In DE 198 49 491 C1, an electrochemical energy storage is disclosed that comprises a heat exchanger structure for temperature control of the storage cells. The heat exchanger structure is provided with two advance channels positioned on opposite sides of the storage cell arrangement and two return channels each corresponding on the opposite side. The accompanying parallel arranged channels are passed in opposite directions. The heat exchanger channels that are established as pipe elements with rectangular cross-sections also function to support the storage cells. The shape ensures good area contact between the channels and the rectangular storage cells. As tempering medium particularly, air, water or a similar liquid refrigerant is used.
From DE 10 2007 044 461 A1, a heat exchanger unit, that is established as waveguide cooler, for an electrochemical energy storage is known, which is provided with flow channels passable by a tempering medium. The channels are provided at their ends with feeding or collecting, respectively, advance distributing channels or return collecting channels that are arranged opposite to each other and with their flow cross-sections established rectangular. For an improved adaptation to circular storage cells, the flow channels are designed wave-shaped in direction of flow. A gaseous medium such as air or a liquid medium such as water is used as tempering medium.

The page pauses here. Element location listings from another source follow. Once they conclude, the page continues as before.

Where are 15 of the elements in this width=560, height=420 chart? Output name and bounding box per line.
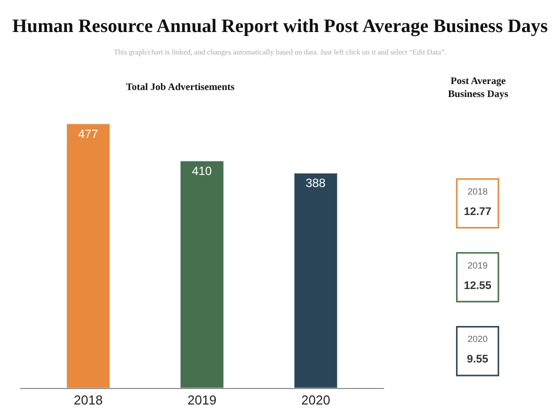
- category-label: 2020: [468, 334, 488, 344]
- data-label: 12.55: [464, 280, 492, 292]
- category-label: 2018: [468, 186, 488, 197]
- data-label: 410: [192, 164, 212, 178]
- x-tick-label: 2019: [188, 392, 216, 408]
- text: Total Job Advertisements: [126, 82, 235, 93]
- text: Post Average Business Days: [448, 76, 508, 100]
- x-tick-label: 2018: [74, 392, 103, 408]
- data-label: 388: [306, 176, 326, 190]
- category-label: 2019: [468, 260, 488, 270]
- x-tick-label: 2020: [301, 392, 330, 408]
- data-label: 9.55: [466, 354, 488, 366]
- chart-title: Human Resource Annual Report with Post Average Business Days: [12, 16, 548, 38]
- data-label: 477: [78, 126, 98, 141]
- data-label: 12.77: [464, 206, 492, 218]
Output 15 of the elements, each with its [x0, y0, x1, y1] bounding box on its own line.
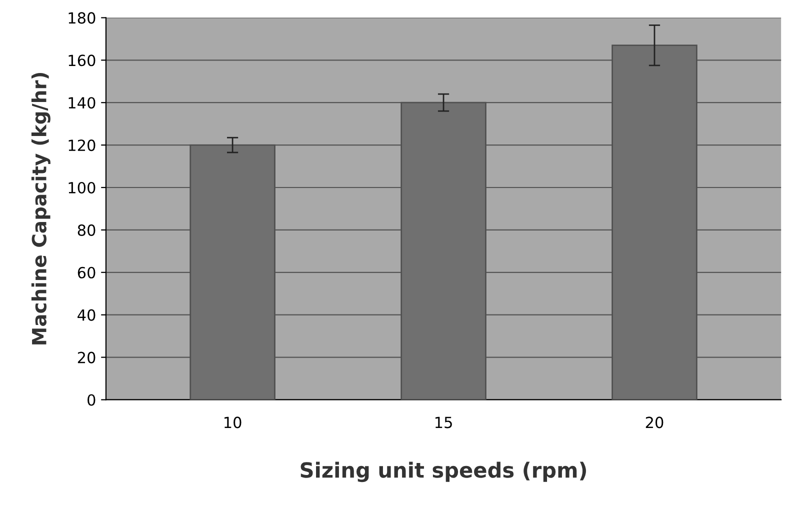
x-axis-title: Sizing unit speeds (rpm): [300, 462, 586, 482]
y-tick-label: 180: [68, 12, 96, 24]
x-tick-label: 20: [646, 416, 664, 428]
y-tick-label: 40: [78, 309, 96, 321]
y-axis-title: Machine Capacity (kg/hr): [31, 72, 50, 344]
y-tick-label: 0: [88, 394, 96, 406]
y-tick-label: 160: [68, 54, 96, 66]
y-tick-label: 80: [78, 224, 96, 236]
x-tick-label: 10: [224, 416, 242, 428]
y-tick-label: 20: [78, 352, 96, 364]
x-tick-label: 15: [435, 416, 452, 428]
y-tick-label: 140: [68, 97, 96, 109]
y-tick-label: 60: [78, 266, 96, 278]
y-tick-label: 120: [68, 140, 96, 152]
y-tick-label: 100: [68, 182, 96, 194]
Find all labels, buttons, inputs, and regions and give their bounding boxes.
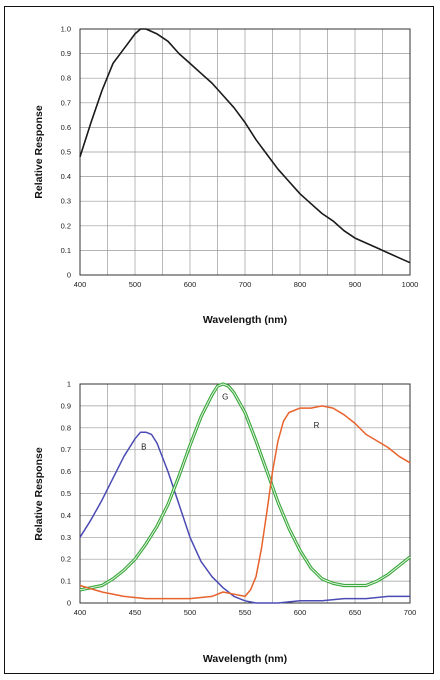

The heat exchangers of the prior art are for cooling storage cells of a battery, especially a vehicle battery, owing to their operation mode based on air or water have wide flow cross-sections on the heat carrier side. Therefore, a disadvantageously large installation space of the heat exchanger, and hence, of the storage device is required. Owing to the transfer of sensible heat, a very large mass flow of the heat carrier is necessary as well, dependent on the heat output to be eliminated. The temperature increases in flow direction of the heat carrier within the heat exchanger so that no homogeneous temperature distribution within the storage cells can be ensured. Wide temperature spreads between the individual battery or storage cells, on the other hand, have a negative effect on the cell life.